See pictures and a home movie of the conference, here.

Comments

( 8 comments — Leave a comment )
pgmcc
Feb. 8th, 2007 07:42 am (UTC)
Great post. I loved the movie clip. All those famous physicists in one place and captured on film.

It's interesting to note that people 80 years later still behave in the same self-conscious manner when someone produces a video camera. It would have been all the more unusual in 1927.
uitlander
Feb. 8th, 2007 08:05 am (UTC)
Hmm
I watched them build the European Parliament complex :-)

Move a little further south in Parc Leopold and you encounter a sprawling set of buildings which also open up into the park. These are perched up the steep slope (note the zig-zag path) and they are the Institute Royale des Sciences Naturelles de Belgique. Here I spent 9 months of my life rummaging around the dusty store rooms and re-locating the faunal assemblages of late Ice Age Belgium which had apparently been lost during the war.

Zooming out, you can see the inter-relationship between The EU Commission and Parc Leopold. Additionally you also see Jubelpark/Parc du Cinquantenaire which houses the Musée Royaux d'Art et d' Histoire (inside the southern arc of the building) where I spent the remainder of my time in Belgium in a windowless basement.

Does the 'Residence' continue to exist? From memory is was a weird 1920s Art Deco hotel that had been taken over by the Belgian government and was used as a conference hall, dining hall and leisure centre for Belgian civil servants. Thee included the museum staff I worked with, and we would regularly grab lunch there. I think it was
here - Somewhere in or close to the Berlaymont building you mentioned. The outside was a building site when I was there and my memory is blurred after 15 years.

nwhyte
Feb. 8th, 2007 08:15 am (UTC)
Re: Hmm
Yeah, the Residence Palace does indeed still exist - shaped like two uncomfortable parentheses, [<

The < bit is still full of civil servants (and I think even some private apartments), but the [ is now stuffed with offices of EU satellite organisations and has a lot of conference rooms. I find myself going there several times a week, for one thing or another.

The building site shown on the other side of the railway in the satellite picture has now been completed as a shining glassy new EU building. Not sure what it will be for.
uitlander
Feb. 8th, 2007 08:24 am (UTC)
Re: Hmm
Ah yes. We would go in through a side door at the bottom left of the [. Have you nosed around it? It had a surreal 1930s Egyptian themed swimming pool which left me fairly speechless when I was shown it.
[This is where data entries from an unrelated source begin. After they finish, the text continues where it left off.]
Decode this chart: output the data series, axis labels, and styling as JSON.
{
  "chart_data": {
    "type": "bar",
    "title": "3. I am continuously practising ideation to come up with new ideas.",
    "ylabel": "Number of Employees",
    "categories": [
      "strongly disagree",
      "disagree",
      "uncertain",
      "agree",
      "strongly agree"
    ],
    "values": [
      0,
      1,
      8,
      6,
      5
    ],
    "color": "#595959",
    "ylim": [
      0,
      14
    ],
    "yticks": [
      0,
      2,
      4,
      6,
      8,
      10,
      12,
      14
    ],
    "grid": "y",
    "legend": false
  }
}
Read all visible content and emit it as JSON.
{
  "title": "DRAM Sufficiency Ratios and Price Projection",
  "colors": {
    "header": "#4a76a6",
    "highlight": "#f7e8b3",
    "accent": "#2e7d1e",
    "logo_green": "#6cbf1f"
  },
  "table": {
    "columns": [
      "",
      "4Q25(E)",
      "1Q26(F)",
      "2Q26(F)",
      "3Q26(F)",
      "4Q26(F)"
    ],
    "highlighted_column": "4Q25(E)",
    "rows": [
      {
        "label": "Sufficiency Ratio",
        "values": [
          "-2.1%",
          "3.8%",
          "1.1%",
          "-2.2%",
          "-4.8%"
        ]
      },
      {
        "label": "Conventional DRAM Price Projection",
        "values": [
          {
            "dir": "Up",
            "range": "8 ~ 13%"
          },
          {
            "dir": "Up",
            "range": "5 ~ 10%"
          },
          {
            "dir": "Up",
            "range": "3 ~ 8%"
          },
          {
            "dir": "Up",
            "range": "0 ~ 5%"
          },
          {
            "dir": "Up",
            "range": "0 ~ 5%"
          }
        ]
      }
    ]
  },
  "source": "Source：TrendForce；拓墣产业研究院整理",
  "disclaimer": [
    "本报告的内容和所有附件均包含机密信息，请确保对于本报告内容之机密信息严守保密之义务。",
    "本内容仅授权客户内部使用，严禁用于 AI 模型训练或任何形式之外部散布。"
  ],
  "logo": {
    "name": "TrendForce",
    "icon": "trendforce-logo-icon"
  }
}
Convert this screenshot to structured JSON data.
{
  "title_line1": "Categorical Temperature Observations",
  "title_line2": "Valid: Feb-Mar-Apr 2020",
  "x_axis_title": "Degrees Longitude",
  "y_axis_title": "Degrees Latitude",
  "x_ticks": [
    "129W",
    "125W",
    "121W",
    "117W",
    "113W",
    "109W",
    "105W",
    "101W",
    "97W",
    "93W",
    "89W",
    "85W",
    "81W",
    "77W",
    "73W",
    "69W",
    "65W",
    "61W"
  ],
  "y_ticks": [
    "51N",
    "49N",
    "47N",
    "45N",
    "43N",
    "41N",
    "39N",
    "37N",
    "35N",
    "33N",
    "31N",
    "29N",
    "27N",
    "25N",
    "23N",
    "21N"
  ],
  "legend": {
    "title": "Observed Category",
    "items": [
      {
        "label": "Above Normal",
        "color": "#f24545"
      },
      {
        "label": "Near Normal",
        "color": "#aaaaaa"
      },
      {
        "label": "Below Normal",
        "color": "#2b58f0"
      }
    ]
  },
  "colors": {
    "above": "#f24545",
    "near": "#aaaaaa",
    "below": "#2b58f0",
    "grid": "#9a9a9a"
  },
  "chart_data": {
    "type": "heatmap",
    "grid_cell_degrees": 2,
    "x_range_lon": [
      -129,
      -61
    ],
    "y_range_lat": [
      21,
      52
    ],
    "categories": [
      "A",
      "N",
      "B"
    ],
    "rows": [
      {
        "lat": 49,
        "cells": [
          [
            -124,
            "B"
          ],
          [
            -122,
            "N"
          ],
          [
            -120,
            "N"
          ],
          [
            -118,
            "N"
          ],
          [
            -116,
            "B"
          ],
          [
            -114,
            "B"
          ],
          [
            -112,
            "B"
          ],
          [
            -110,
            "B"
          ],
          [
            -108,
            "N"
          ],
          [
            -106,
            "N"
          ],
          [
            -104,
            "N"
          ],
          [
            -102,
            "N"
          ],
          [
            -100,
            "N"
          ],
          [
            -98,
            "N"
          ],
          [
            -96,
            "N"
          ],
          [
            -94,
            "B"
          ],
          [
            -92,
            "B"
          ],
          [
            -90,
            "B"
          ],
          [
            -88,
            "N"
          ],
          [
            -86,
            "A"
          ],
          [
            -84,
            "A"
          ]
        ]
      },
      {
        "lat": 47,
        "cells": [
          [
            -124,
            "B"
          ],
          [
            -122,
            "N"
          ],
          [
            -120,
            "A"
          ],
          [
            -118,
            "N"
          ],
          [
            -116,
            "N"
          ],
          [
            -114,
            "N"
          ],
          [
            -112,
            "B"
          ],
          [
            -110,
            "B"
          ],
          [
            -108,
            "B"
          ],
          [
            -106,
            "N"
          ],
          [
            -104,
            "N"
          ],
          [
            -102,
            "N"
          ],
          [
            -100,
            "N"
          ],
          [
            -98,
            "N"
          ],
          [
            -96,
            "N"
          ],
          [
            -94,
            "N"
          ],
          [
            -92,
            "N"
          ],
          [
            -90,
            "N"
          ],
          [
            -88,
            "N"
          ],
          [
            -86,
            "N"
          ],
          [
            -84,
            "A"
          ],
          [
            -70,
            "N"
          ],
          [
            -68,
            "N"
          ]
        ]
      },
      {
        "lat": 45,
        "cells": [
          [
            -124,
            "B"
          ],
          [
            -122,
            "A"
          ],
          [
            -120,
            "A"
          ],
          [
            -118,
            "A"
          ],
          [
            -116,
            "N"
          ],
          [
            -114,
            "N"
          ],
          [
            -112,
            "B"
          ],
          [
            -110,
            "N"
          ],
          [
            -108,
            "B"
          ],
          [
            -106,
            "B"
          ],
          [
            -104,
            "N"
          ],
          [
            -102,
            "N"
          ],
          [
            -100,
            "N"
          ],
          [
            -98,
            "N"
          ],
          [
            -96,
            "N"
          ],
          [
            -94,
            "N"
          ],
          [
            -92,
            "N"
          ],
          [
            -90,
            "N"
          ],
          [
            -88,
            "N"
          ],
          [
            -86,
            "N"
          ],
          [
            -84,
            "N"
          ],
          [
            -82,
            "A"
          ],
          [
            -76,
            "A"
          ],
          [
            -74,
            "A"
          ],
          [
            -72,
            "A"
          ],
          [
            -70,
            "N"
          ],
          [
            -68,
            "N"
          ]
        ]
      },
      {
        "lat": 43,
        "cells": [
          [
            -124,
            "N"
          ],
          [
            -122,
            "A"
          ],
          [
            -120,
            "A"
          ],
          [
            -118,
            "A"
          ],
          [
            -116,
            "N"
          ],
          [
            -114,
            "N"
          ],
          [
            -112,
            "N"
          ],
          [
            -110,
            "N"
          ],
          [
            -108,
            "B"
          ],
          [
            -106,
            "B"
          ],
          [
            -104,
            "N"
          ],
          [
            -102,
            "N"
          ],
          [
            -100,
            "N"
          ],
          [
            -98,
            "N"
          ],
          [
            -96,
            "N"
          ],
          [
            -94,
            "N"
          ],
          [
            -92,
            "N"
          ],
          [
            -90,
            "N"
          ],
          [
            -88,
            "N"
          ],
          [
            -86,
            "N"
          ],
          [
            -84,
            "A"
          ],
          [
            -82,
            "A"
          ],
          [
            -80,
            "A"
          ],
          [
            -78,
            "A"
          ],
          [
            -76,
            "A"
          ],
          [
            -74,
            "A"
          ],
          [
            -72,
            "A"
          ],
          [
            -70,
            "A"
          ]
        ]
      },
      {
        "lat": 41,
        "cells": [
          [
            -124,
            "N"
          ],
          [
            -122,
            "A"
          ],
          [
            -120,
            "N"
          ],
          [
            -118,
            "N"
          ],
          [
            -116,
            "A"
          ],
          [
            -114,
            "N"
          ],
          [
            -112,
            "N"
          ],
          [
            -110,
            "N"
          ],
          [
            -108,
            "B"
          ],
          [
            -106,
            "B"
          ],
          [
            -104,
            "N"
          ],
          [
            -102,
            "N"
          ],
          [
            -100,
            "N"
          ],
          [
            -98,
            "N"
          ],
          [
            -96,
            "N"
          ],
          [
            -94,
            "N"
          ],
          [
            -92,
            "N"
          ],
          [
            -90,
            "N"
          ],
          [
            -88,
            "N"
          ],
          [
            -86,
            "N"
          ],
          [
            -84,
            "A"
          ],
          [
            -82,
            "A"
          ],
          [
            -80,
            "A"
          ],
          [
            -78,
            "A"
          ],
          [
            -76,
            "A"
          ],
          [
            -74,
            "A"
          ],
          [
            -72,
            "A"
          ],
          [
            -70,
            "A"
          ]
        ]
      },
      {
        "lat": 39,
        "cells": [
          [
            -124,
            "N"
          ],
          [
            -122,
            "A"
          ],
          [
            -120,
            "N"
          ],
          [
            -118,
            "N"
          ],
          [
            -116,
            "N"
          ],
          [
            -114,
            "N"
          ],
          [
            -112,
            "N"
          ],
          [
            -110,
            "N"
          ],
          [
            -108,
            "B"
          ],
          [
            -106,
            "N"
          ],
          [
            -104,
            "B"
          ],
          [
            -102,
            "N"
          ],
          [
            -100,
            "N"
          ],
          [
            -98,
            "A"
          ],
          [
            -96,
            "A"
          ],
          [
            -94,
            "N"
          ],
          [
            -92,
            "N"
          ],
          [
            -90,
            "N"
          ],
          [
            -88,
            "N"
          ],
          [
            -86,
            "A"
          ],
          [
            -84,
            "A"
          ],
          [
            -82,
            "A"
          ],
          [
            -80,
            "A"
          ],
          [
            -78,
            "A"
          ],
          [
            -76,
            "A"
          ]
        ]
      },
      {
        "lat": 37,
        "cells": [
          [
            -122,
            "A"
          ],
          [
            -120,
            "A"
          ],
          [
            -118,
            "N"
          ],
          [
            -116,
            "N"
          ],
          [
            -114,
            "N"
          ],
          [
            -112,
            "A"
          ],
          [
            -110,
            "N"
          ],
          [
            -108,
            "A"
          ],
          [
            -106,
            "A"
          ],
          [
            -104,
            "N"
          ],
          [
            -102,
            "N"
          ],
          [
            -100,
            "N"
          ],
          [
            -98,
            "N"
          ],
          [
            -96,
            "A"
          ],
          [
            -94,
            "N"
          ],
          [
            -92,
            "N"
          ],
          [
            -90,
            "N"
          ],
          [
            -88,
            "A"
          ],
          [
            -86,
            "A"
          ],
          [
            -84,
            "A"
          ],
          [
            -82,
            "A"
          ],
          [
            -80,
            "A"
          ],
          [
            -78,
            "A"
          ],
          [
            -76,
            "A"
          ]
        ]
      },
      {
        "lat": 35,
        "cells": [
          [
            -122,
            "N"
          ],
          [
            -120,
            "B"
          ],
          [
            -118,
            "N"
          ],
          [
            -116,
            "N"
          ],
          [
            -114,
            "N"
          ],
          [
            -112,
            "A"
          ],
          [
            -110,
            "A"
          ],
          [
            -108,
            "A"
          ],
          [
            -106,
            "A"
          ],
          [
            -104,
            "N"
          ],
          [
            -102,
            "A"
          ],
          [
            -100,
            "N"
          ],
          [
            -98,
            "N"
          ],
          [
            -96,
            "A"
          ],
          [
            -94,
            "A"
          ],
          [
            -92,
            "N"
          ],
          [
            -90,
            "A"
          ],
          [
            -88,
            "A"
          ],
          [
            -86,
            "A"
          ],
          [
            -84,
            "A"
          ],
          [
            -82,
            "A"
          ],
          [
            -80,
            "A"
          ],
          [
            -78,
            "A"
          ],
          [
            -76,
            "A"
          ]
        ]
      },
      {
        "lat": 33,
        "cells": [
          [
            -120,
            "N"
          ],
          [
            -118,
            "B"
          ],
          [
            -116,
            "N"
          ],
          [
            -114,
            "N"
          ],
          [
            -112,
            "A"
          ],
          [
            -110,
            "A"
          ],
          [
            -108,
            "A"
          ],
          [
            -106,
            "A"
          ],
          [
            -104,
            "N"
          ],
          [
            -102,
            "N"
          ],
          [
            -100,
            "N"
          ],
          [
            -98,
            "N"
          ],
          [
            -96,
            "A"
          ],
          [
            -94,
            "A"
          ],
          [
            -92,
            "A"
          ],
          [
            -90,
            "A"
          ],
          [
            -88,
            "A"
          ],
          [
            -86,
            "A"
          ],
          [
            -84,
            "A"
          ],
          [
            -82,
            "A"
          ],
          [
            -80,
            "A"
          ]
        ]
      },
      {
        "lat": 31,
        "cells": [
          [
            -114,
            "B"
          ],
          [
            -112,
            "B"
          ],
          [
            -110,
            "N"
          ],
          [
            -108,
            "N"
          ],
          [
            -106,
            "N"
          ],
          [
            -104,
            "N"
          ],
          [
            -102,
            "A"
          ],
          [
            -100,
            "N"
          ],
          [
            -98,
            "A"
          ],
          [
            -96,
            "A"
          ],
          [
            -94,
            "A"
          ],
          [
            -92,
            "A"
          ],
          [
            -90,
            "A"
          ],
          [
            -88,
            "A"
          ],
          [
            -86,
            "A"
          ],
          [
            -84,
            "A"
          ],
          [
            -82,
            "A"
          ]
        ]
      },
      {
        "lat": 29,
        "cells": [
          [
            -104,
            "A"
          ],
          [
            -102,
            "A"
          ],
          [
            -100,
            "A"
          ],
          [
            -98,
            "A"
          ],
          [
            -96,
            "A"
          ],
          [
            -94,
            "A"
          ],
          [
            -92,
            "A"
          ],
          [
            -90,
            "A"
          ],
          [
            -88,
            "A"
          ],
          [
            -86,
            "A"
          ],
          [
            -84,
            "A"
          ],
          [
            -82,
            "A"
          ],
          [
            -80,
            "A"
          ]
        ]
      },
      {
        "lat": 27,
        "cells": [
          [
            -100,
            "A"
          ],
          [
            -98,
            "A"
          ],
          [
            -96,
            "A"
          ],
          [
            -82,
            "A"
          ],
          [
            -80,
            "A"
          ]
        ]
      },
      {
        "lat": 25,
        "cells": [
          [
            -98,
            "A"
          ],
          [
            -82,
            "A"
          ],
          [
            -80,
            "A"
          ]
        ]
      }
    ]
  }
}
Its odd when cognitive geographies intersect :-)
redfiona99
Feb. 8th, 2007 10:31 am (UTC)
Is it okay if I link to this as part of a post about German?
nwhyte
Feb. 8th, 2007 12:52 pm (UTC)
Sure! In general if it's a public post, it's fair game.
surliminal
Feb. 8th, 2007 04:25 pm (UTC)
Scotland has an EU office????
nwhyte
Feb. 8th, 2007 04:31 pm (UTC)
Yep. Heck, Lancashire has an EU office. And so does Luxembourg.